A ZEN LIFE is the first documentary film to present the extraordinary life of D.T. Suzuki. This vivid portrait of the man and his times includes rare footage of Suzuki himself and reminiscences by many whose lives and thinking he influenced.
Photo by Mihoko Okamura
"One great thing human beings have is to have invented letters, characters by means of which we can write books. Nowadays, sounds are also recorded. We have all kinds of photographic techniques, so that what is going on, and went on in the past, can be retained as if they were really living, and as if we were actually experiencing those things ourselves.
"This is a great thing. We can transmit what we have acquired during our lifetime to our descendants. Although we can bequeath all those things to our descendants, those descendants, including ourselves - we are descendants of our past - don't make full use of the experiences of our forefathers. That is a quite different thing."
“Some strictly orthodox Zen masters may have grumbled at his temerity in attempting to explain the unexplainable mystery of their doctrine. But even they had to admit that he became Zen’s most successful and widely respected missionary outside Japan, and that if anyone could communicate Zen to the West, Dr. Suzuki was the man... He radiates… a special serenity that makes him a magnificent living example of the doctrine he preaches.”

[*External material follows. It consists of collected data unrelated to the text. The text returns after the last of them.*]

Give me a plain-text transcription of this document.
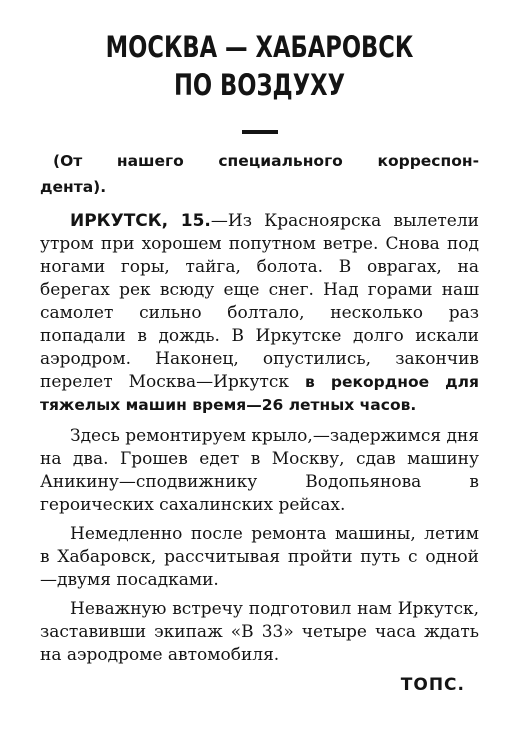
МОСКВА — ХАБАРОВСК
ПО ВОЗДУХУ
(От нашего специального корреспон-
дента).

ИРКУТСК, 15.—Из Красноярска вылетели утром при хорошем попутном ветре. Снова под ногами горы, тайга, болота. В оврагах, на берегах рек всюду еще снег. Над горами наш самолет сильно болтало, несколько раз попадали в дождь. В Иркутске долго искали аэродром. Наконец, опустились, закончив перелет Москва—Иркутск в рекордное для тяжелых машин время—26 летных часов.

Здесь ремонтируем крыло,—задержимся дня на два. Грошев едет в Москву, сдав машину Аникину—сподвижнику Водопьянова в героических сахалинских рейсах.

Немедленно после ремонта машины, летим в Хабаровск, рассчитывая пройти путь с одной—двумя посадками.

Неважную встречу подготовил нам Иркутск, заставивши экипаж «В 33» четыре часа ждать на аэродроме автомобиля.

ТОПС.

Winthrop Sargeant, The New Yorker, 1957
"Though perhaps less universally known than such figures as Einstein or Gandhi (who became symbols of our time) Daisetz Suzuki was no less remarkable a man than these... He contributed no little to the spiritual and intellectual revolution of our time."
Thomas Merton
"Suzuki's works on Zen Buddhism are among the best contributions to the knowledge of living Buddhism... We cannot be sufficiently grateful to the author, first for the fact of his having brought Zen closer to Western understanding, and secondly for the manner in which he has achieved this task."
Carl Jung
“He had studied the teachings of Buddha. He had taught the teachings of Buddha. But he had gone much further than this. He had saturated his whole life with the teachings of Buddha and, in his own way, he expressed those teachings so that everyone who saw him or heard him was drawn to him and disposed toward Buddhism.”